Murphy starts teaching Adya how to keep someone from grabbing onto her. He reminds her to be gentle, uninterested in finding out how much strength her metal body is capable of producing. She catches on after a few tries.
“There are no agents in Kolkata, just police officers,” she says. “Much of the population had always hoped that they’d make the transition. Not a lot of people trust police officers anymore. But with how densely populated some areas are, I’m not sure there would be enough agents.”
“Are bionics as big of a thing in India as they are in the United States?” Nate inquires.

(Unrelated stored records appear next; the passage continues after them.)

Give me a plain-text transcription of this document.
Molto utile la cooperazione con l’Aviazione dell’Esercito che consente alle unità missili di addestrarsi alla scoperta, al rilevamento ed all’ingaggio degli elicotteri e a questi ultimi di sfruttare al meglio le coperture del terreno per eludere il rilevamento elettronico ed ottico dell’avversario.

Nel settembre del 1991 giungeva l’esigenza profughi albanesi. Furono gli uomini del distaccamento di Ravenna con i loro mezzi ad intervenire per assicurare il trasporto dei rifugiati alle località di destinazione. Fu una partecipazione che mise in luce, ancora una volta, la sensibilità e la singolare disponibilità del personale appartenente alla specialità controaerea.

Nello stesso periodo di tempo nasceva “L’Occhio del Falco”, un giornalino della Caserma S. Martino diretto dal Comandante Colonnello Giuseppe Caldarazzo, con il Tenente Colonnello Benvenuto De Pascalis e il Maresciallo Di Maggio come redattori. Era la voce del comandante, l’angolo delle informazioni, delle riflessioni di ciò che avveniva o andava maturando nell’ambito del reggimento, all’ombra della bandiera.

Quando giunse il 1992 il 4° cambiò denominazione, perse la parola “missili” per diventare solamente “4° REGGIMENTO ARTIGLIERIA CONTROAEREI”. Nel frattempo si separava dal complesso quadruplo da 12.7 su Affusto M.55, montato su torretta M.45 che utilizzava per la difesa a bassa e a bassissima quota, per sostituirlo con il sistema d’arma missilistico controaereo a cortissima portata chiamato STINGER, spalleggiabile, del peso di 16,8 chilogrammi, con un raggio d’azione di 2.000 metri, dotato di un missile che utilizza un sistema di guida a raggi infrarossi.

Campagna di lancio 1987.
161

Adya’s gaze goes empty for a couple seconds before her eyes light up again. “A bit less. 28 percent of all bionics-related procedures are conducted in India, and 39 percent are in America. That’s not including amputations or anything that comes before the implementation of cybernetics.”
“Did you just…?”
She nods with a bashful, awkward laugh. “I can access bits and pieces of data on private, encrypted servers around the world. No connecting to the Internet, though. Elora says it’s a security risk.”
“But you can do it?”
“Well… yes and no. Only if the safeguards are moved can I navigate public, digital space.”
Val lets out a hoot, sending cracker crumbs onto the floor. “Safeguards? Elora has you childproofed like a kitchen cabinet,” she says.
Nate snaps his head around, ready to rip her a new one; but Adya laughs. It’s the first real, broad smile they’ve seen from her all day. She accepts the observation and says that it’s for the best. Val and Tristan leave her be as she continues perfecting her technique with Murphy. Nate, however, stays to watch his cadet take her first steps toward the future.